Learn how to apply and meet admission requirements for the Anesthesiology Residency Program at The University of New Mexico School of Medicine.
The Department of Anesthesiology and Critical Care Medicine at The University of New Mexico School of Medicine, located in Albuquerque, offers students a four-year nationally accredited anesthesiology training program. The residency includes a transitional year internship and three years of clinical anesthesiology.
The anesthesiology residency program has produced a steady stream of excellent graduates who practice across the nation in both private and academic environments. Graduates will be fully prepared to enter a variety of careers including:
- General anesthesiology practice
- Additional fellowship training in a subspecialty
- Academic medicine
Excellent Learning Environment
Our basic science laboratory is designed to encourage and nurture residents interested in combining basic science and clinical research. In addition, the program runs an ASA-accredited MOCA simulation center that trains residents in real world crisis management skills. Our commitment to providing a great learning environment for resident education earned us the maximum five-year credentialing period in our last ACGME accreditation visit.
Currently, the program offers eight house staff spots per clinical anesthesia year. The department also employs 33 midlevel providers and 58 faculty members who received training at some of the finest institutions in the country and abroad. The department is fully represented in all subspecialties of anesthesiology.
Residents train at several sites:
- UNM Hospital, the state’s only Level I Trauma Center
- UNM Children’s Hospital
- Outpatient Surgery
- Imaging Services
- Sandoval Regional Medical Center
- Veterans Affairs Medical Center
In addition to a rich learning environment, you'll find that New Mexico has a unique landscape, as well as a wide variety of outdoors and cultural activities to explore.
Residency Program Options
Applicants for the UNM residency program have one of two options. An applicant may apply for a spot in our categorical program where the incoming resident will complete the transitional year as well as three advanced years at UNM. Or residents may apply for an advanced spot where only the latter three advanced years will be completed at UNM. In the latter option, residents must have completed an internship or transitional year elsewhere.
After finishing the internship year, the Clinical Anesthesia (CA) years will begin. Residents will begin with a one-month orientation that will include closely supervised time in the operating room (OR), combined with multiple days of simulator practice.

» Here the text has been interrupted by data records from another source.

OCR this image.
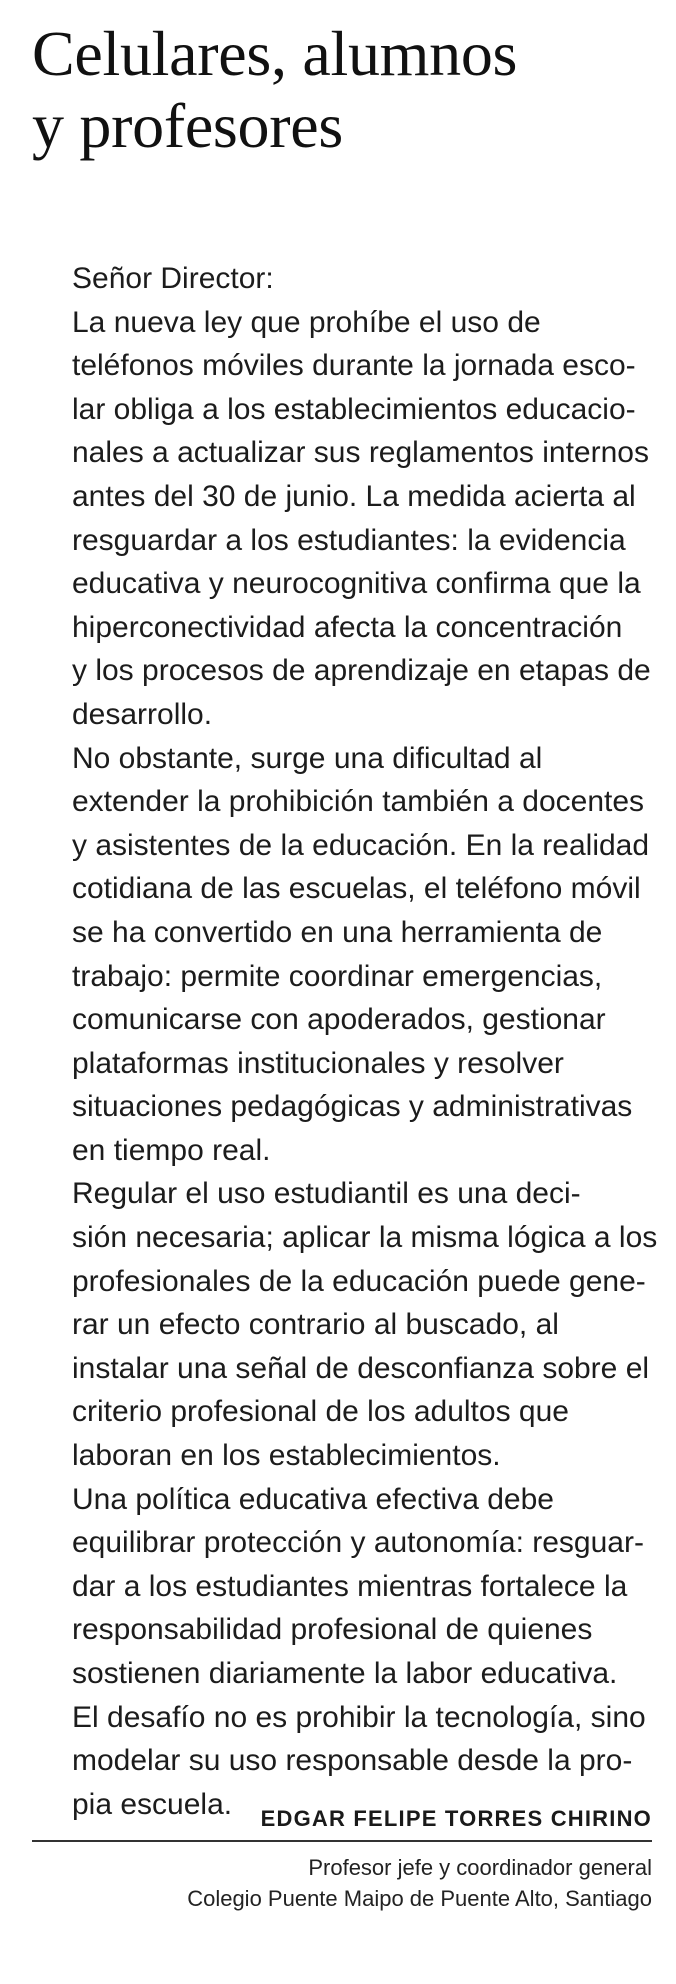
Celulares, alumnos
y profesores

Señor Director:

La nueva ley que prohíbe el uso de
teléfonos móviles durante la jornada esco-
lar obliga a los establecimientos educacio-
nales a actualizar sus reglamentos internos
antes del 30 de junio. La medida acierta al
resguardar a los estudiantes: la evidencia
educativa y neurocognitiva confirma que la
hiperconectividad afecta la concentración
y los procesos de aprendizaje en etapas de
desarrollo.

No obstante, surge una dificultad al
extender la prohibición también a docentes
y asistentes de la educación. En la realidad
cotidiana de las escuelas, el teléfono móvil
se ha convertido en una herramienta de
trabajo: permite coordinar emergencias,
comunicarse con apoderados, gestionar
plataformas institucionales y resolver
situaciones pedagógicas y administrativas
en tiempo real.

Regular el uso estudiantil es una deci-
sión necesaria; aplicar la misma lógica a los
profesionales de la educación puede gene-
rar un efecto contrario al buscado, al
instalar una señal de desconfianza sobre el
criterio profesional de los adultos que
laboran en los establecimientos.

Una política educativa efectiva debe
equilibrar protección y autonomía: resguar-
dar a los estudiantes mientras fortalece la
responsabilidad profesional de quienes
sostienen diariamente la labor educativa.
El desafío no es prohibir la tecnología, sino
modelar su uso responsable desde la pro-
pia escuela.	EDGAR FELIPE TORRES CHIRINO
Profesor jefe y coordinador general
Colegio Puente Maipo de Puente Alto, Santiago
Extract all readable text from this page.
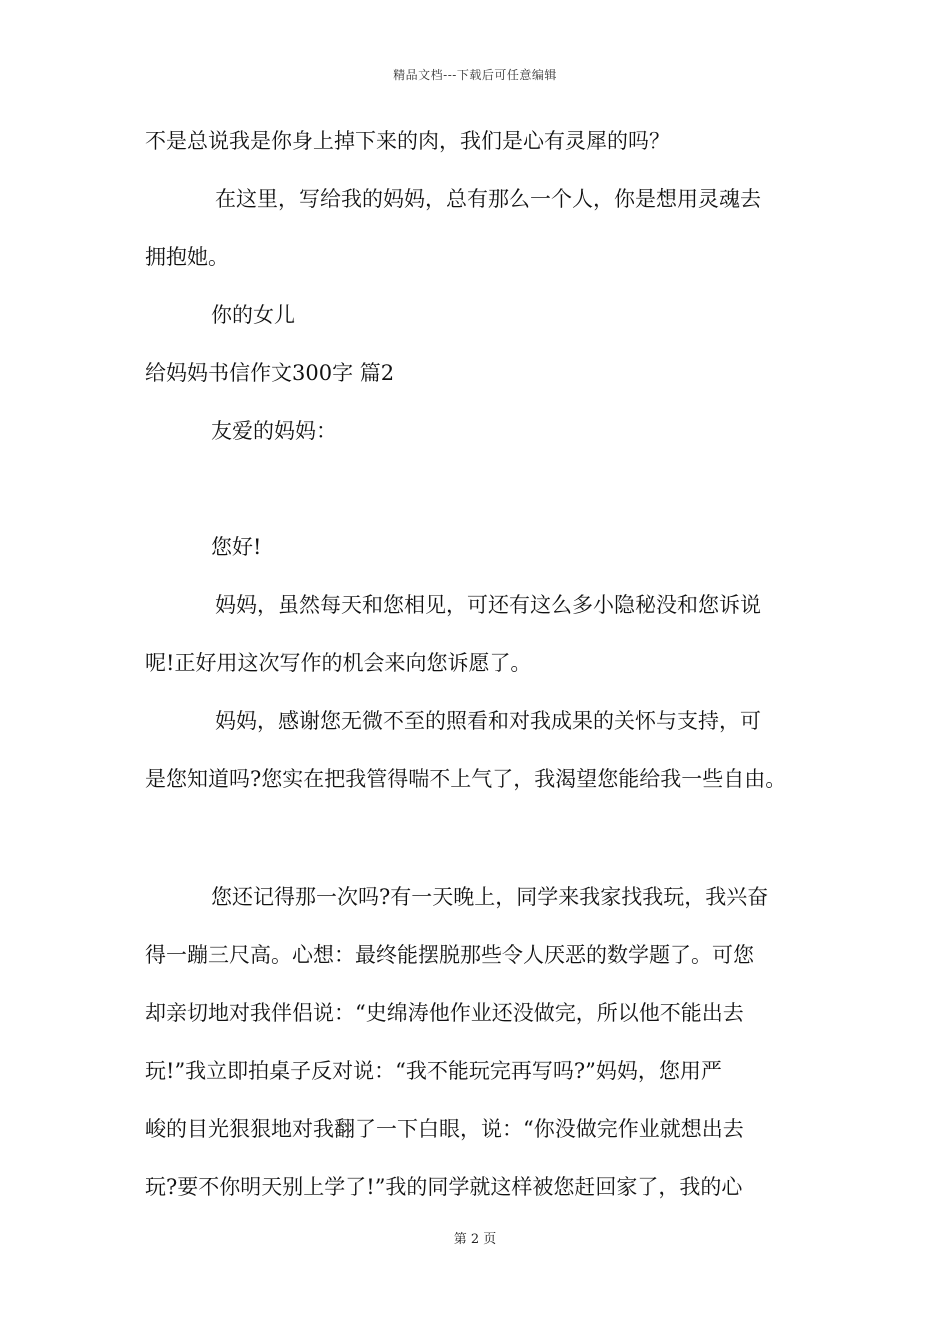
精品文档---下载后可任意编辑
不是总说我是你身上掉下来的肉，我们是心有灵犀的吗？
在这里，写给我的妈妈，总有那么一个人，你是想用灵魂去
拥抱她。
你的女儿
给妈妈书信作文300字 篇2
友爱的妈妈：
您好!
妈妈，虽然每天和您相见，可还有这么多小隐秘没和您诉说
呢!正好用这次写作的机会来向您诉愿了。
妈妈，感谢您无微不至的照看和对我成果的关怀与支持，可
是您知道吗?您实在把我管得喘不上气了，我渴望您能给我一些自由。
您还记得那一次吗?有一天晚上，同学来我家找我玩，我兴奋
得一蹦三尺高。心想：最终能摆脱那些令人厌恶的数学题了。可您
却亲切地对我伴侣说：“史绵涛他作业还没做完，所以他不能出去
玩!”我立即拍桌子反对说：“我不能玩完再写吗?”妈妈，您用严
峻的目光狠狠地对我翻了一下白眼，说：“你没做完作业就想出去
玩?要不你明天别上学了!”我的同学就这样被您赶回家了，我的心
第 2 页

CA1 residents take few calls for the first month of their CA1 year. After the first month, residents begin taking approximately four to five calls in regular rotation with other residents, typically with one or two weekend calls per month. Most residents get weekends off two to three times per month unless they participate in the in-house or paid call. With paid call, residents may do a 12- or 24-hour shift at approximately $60 per hour.
OR days are divided into regular hospital days, late days and call days. In the first year of anesthesiology training, the resident will be incrementally exposed to challenging surgical anesthetics. The first month is a one-on-one orientation period with close supervision and additional specialized daily didactic sessions.
Human simulation is introduced to aid in professional training. The majority of the first year is spent in the main operating room of UNM Hospital. However, residents will also rotate through obstetrics and the Outpatient Center. Additional subspecialty months during the CA1 year include airway, neuroanesthesia and acute pain service.
In the second year of anesthesiology training, the resident will be required to complete his or her subspecialty rotations. Typically, a resident will gain knowledge and experience in:
- Pediatric anesthesia
- Regional anesthesia
- Cardiothoracic anesthesia
- Postoperative care units
- Critical care
- Advanced airway management
- Pain management
The CA3 resident can choose from various rotations during the senior year, depending on individual goals. Most subspecialty rotations are available, in addition to the advanced clinical track and the clinical scientist track. These are arranged in conjunction with the program director in the spring of the CA2 year. The CA3 resident is also expected to complete an academic project during the senior year. The choices include grand rounds presentations, scholarly works, and traditional research.
The CA3 year is designed to allow the resident to:
- Practice in a more independent fashion.
- Experience more complicated and advanced cases.
- Hone in on areas of importance or weakness.
- Participate in research.
- Deepen knowledge through special projects and advanced didactics.